Personal information
- Full name: Younes Aitamer
- Date of birth: 23 April 2003 (age 23)
- Place of birth: Munich, Germany
- Height: 1.75 m (5 ft 9 in)
- Position: Winger

Team information
- Current team: Bayern Munich II

Youth career
- 2013–2017: SpVgg Unterhaching
- 2017–2022: Bayern Munich

Senior career*
- Years: Team / Apps / (Gls)
- 2021–: Bayern Munich II / 52 / (10)

International career
- 2021–2022: Algeria U20 / 6 / (0)

= Younes Aitamer =

Algerian footballer (born 2003)

Younes Aitamer (يونس أيت عامر; born 23 April 2003) is a professional footballer who plays as a winger for Regionalliga Bayern club Bayern Munich II. Born in Germany, he is a former Algeria youth international.

==Early life==

Born in Munich, Germany, Aitamer moved from the youth academy of German side SpVgg Unterhaching and joined the youth academy of German Bundesliga side Bayern Munich at the age of fourteen. He was part of the club's under-19 team by the age of seventeen.

==Club career==

Aitamer started his professional career with German side Bayern Munich II. On 28 September 2021, he debuted for the club during a 6–3 away win Regionalliga Bayern match against 1. FC Schweinfurt 05. On 3 August 2022, he scored his first professional goal, with the club during a 3–2 away win Regionalliga Bayern match against DJK Vilzing.

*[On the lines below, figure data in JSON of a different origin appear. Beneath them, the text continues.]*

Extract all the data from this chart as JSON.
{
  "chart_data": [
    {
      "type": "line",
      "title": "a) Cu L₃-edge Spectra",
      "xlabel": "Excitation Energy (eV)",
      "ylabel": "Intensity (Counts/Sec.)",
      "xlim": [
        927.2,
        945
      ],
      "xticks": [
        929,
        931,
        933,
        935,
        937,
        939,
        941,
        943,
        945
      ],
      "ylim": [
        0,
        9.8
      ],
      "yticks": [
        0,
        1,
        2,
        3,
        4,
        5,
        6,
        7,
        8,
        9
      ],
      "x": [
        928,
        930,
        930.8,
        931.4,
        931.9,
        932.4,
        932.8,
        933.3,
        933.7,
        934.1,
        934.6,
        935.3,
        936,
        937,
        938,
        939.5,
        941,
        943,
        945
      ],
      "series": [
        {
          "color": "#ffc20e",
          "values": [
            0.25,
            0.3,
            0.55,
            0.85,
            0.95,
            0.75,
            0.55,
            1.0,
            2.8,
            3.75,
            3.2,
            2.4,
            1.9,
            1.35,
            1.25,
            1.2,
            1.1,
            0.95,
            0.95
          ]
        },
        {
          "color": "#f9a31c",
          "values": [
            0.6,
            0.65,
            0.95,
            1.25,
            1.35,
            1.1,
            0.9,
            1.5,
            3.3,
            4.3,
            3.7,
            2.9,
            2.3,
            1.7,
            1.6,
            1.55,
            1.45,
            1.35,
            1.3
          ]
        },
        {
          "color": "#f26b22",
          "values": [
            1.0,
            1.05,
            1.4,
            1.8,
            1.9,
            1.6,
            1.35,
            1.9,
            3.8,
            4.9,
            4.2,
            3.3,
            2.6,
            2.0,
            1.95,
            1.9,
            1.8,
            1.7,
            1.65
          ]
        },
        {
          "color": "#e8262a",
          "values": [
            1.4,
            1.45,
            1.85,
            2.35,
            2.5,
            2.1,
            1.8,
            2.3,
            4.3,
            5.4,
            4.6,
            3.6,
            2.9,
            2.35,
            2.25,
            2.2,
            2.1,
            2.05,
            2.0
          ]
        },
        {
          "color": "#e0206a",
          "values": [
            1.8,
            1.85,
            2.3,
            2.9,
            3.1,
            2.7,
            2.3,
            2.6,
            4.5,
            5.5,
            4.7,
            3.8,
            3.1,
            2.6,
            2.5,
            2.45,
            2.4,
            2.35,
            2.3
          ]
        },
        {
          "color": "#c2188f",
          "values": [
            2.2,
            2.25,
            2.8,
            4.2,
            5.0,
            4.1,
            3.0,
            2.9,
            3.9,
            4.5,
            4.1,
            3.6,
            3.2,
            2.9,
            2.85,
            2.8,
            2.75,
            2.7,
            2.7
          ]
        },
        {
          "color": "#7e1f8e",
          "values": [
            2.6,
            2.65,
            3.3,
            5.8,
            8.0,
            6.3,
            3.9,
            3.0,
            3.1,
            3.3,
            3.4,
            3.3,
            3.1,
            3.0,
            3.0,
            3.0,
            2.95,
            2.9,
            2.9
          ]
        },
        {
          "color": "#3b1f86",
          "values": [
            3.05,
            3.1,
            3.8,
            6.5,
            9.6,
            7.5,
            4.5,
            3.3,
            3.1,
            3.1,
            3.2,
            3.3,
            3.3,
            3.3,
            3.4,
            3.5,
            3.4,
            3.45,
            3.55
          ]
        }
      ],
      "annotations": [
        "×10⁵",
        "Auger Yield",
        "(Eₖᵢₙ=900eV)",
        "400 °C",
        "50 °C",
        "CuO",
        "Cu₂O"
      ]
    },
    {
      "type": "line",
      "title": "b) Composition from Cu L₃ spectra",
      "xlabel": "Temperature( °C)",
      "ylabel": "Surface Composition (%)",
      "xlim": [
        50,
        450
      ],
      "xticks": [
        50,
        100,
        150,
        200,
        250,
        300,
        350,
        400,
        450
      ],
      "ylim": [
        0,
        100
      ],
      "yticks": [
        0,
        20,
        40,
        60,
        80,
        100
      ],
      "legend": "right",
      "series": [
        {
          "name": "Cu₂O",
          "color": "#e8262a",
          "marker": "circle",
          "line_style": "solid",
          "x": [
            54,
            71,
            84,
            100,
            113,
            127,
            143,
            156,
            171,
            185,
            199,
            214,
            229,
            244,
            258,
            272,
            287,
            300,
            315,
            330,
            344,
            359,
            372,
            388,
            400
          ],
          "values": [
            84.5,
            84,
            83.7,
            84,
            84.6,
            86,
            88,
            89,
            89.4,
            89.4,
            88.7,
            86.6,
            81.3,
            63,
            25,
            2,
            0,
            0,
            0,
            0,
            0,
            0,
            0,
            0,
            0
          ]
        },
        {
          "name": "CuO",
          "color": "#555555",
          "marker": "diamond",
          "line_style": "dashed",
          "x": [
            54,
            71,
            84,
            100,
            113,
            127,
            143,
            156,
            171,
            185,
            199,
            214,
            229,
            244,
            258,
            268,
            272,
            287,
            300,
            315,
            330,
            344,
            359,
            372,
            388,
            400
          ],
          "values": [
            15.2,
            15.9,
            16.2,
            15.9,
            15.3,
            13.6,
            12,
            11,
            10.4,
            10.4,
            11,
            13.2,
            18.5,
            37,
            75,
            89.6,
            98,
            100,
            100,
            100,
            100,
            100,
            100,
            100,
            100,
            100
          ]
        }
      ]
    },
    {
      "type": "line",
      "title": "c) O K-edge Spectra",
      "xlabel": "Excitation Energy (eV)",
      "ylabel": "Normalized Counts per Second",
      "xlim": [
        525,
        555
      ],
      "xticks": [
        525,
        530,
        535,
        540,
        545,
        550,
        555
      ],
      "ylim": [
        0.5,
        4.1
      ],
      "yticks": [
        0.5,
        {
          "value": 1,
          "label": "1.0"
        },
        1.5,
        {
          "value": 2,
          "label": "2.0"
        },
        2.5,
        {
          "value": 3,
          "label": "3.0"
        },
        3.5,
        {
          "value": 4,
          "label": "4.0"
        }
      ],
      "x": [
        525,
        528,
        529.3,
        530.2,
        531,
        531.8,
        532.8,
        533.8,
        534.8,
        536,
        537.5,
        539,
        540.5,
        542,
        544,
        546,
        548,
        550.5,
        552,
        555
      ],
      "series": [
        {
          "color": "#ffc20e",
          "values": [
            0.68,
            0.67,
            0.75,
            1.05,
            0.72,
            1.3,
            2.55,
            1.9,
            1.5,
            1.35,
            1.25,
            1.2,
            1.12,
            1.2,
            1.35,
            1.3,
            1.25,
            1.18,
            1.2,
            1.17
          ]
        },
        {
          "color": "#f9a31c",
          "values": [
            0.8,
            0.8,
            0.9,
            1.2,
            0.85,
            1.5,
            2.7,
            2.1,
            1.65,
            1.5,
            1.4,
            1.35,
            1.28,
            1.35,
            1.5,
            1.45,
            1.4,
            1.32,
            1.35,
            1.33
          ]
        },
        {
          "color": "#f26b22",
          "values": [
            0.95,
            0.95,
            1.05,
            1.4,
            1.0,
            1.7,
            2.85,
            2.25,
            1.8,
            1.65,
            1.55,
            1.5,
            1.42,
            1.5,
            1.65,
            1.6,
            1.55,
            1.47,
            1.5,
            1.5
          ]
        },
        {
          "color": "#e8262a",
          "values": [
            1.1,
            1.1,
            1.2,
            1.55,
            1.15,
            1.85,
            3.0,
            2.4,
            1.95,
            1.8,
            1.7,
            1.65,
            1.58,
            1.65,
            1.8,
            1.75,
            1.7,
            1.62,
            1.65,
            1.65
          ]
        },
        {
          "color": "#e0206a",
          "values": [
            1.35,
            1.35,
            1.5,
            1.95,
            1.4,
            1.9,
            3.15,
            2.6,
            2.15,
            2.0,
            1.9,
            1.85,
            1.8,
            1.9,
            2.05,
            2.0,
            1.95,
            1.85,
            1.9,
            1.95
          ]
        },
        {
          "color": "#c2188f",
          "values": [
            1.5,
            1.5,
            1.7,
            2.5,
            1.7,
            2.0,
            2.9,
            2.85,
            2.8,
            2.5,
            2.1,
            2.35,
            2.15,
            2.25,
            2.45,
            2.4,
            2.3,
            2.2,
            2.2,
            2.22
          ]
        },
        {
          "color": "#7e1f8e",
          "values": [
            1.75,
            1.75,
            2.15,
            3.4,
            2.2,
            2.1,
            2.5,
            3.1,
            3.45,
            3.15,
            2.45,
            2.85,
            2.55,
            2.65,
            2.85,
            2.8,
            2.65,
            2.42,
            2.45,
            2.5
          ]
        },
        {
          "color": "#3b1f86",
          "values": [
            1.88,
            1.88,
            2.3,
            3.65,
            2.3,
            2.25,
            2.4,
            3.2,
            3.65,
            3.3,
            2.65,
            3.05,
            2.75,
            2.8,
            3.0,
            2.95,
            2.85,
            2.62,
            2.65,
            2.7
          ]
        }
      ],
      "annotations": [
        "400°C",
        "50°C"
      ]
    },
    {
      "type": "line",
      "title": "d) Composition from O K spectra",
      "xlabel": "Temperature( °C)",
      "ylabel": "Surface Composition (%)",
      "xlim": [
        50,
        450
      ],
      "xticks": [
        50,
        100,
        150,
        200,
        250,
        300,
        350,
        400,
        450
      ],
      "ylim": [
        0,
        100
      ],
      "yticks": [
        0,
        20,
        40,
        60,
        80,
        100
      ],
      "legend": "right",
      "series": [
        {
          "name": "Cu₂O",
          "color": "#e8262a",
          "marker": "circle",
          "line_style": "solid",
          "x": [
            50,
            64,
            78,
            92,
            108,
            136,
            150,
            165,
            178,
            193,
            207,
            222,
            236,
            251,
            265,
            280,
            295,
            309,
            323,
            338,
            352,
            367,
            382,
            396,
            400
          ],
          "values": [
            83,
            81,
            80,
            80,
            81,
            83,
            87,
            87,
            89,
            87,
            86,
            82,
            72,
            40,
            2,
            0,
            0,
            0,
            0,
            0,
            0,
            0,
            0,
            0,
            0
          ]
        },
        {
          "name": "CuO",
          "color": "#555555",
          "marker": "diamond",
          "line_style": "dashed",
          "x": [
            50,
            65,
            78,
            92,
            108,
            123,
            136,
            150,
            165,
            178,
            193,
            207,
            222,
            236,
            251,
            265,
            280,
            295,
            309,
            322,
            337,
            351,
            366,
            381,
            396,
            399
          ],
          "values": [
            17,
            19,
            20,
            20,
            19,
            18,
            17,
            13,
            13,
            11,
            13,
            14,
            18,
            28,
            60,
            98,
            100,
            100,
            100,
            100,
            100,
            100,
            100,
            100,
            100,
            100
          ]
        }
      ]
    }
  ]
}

In September 2024, Aitamer extended his contract with Bayern Munich until 2026. In March 2026, he extended his contract with the club until 2027, along with teammate Louis Richter.

==International career==
Born in Germany, he represented the Algeria U20s internationally at youth level from 2021 to 2022.

==Career statistics==
===Club===

Appearances and goals by club, season and competition
Club: Season; League; National cup; Other; Total
Division: Apps; Goals; Apps; Goals; Apps; Goals; Apps; Goals
Bayern Munich II: 2021–22; Regionalliga Bayern; 3; 0; —; —; 3; 0
2022–23: 29; 6; —; —; 29; 6
2023–24: 20; 4; —; —; 20; 4
Total: 52; 10; —; —; 52; 10
Career total: 52; 10; 0; 0; 0; 0; 52; 10

==Style of play==

Aitamer mainly operates as a winger. He is known for his versatility and can also operate as a wide midfielder, wing-back and full-back.

==Personal life==

Aitamer holds dual German and Algerian citizenship, he has regarded Algeria international Riyad Mahrez as his football idol.